The guidance outlines the wording that should be placed on the product information of biosimilar products, including a statement to the effect that the level of comparability that has been shown with the biosimilar is not sufficient to designate the product as a generic version of the reference drug, and that the reference product should only be replaced by a biosimilar "under the supervision of the prescribing medical practitioner."

It adds: "It is the TGA's view that it is not currently possible to determine a degree of similarity between a biosimilar and an already registered biological medicine sufficient to support a designation by the TGA of 'bioequivalence.'"

Guidance welcome, but access still a problem says GMiA

Welcoming the guidance as an "important first step", the GMiA said that market access for biosimilars would be further enhanced by global harmonization on key issues such as the definition of an acceptable reference product, consistent INN naming and system-based pharmacovigilance procedures.
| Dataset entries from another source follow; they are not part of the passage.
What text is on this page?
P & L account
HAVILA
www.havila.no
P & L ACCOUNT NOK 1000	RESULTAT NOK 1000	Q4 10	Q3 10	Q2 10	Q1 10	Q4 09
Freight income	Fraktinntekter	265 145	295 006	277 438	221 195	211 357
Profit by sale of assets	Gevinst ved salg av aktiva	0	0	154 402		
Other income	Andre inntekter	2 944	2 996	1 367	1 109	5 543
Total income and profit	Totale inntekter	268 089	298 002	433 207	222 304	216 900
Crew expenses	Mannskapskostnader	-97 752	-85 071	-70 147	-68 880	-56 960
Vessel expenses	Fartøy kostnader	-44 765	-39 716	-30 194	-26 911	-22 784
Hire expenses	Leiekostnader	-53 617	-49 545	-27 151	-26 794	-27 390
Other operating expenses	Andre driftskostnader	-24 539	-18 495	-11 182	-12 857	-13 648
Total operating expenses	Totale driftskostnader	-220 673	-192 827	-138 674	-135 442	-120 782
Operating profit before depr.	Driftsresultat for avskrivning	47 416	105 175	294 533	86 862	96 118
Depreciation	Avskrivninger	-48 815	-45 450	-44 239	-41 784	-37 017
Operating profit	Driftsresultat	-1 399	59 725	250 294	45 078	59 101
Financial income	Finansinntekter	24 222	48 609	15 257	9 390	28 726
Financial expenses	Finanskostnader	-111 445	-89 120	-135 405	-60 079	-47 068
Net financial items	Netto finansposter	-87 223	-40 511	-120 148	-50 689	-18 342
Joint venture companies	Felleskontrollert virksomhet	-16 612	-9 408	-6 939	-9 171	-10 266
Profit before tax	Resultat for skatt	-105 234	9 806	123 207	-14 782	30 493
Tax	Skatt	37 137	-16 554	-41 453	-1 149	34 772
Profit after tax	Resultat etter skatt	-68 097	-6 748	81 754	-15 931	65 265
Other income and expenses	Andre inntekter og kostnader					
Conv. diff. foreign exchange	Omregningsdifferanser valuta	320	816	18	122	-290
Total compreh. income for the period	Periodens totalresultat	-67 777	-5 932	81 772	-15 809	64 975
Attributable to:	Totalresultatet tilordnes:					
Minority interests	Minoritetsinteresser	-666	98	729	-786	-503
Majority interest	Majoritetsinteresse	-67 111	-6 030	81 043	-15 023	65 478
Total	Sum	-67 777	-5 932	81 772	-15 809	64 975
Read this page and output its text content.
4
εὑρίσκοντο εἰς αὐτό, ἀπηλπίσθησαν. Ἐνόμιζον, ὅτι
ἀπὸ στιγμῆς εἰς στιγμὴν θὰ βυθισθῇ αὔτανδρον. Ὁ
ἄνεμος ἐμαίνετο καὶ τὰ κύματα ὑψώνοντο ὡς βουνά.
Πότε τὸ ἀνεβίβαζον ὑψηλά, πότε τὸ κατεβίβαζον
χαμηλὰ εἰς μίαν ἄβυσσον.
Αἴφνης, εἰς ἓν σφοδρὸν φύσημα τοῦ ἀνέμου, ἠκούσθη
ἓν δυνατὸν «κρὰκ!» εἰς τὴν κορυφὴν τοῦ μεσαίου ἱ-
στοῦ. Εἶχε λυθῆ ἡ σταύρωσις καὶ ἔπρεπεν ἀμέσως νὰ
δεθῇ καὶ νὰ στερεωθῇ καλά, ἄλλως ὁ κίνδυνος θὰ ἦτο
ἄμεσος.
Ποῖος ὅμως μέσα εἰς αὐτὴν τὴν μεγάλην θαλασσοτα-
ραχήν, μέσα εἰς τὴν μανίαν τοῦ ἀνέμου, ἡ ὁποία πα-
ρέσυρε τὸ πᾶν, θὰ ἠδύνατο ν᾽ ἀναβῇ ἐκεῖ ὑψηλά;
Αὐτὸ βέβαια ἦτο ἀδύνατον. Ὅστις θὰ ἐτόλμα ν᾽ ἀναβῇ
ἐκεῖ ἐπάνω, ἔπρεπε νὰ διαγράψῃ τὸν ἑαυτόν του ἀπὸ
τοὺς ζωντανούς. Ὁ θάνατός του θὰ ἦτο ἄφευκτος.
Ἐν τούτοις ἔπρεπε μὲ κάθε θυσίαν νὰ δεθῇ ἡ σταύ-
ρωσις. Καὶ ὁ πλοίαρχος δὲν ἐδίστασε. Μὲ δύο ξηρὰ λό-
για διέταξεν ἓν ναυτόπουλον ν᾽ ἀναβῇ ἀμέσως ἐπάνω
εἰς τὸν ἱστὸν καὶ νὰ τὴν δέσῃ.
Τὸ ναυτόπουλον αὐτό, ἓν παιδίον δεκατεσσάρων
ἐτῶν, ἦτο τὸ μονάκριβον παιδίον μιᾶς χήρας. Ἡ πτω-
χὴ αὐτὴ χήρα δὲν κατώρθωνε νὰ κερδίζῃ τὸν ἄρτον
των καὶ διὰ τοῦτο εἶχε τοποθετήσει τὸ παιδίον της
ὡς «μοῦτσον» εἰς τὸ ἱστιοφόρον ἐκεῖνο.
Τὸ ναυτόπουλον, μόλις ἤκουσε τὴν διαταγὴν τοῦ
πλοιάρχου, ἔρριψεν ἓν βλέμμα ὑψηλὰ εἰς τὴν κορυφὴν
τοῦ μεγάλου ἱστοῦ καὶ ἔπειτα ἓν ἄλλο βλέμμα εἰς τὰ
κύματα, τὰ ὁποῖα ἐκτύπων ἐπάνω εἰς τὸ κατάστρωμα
But it said that its members "do not universally agree with the naming convention set out in the TGA guidance." National regulatory authorities need to harmonize their policies on INN naming, and these should be clear and consistently applied, it told Scrip. But the use of INNs should not be inappropriately extended to address other issues, it said: "The intent of an INN and ABN is to identify the drug substance, as a nomenclature for classifying and cataloguing pharmacological classes and as a means of communication to healthcare professionals. INN is not intended to identify a drug product, a statement of therapeutic equivalence and/or substitution, nor is it a means of establishing traceability for pharmacovigilance purposes."

It also said that the main issue for biosimilars in Australia is that there is currently no clear pathway for reimbursing them. Biosimilars do not fit into either the current F1 (original brands with demonstrated cost-effectiveness) or F2 (generic brands) formularies on the Pharmaceutical Benefits Scheme. "Therefore the fact that TGA issues a guidance will do little to spur development of these medicines in Australia unless there is a mechanism in place for funding," it observed.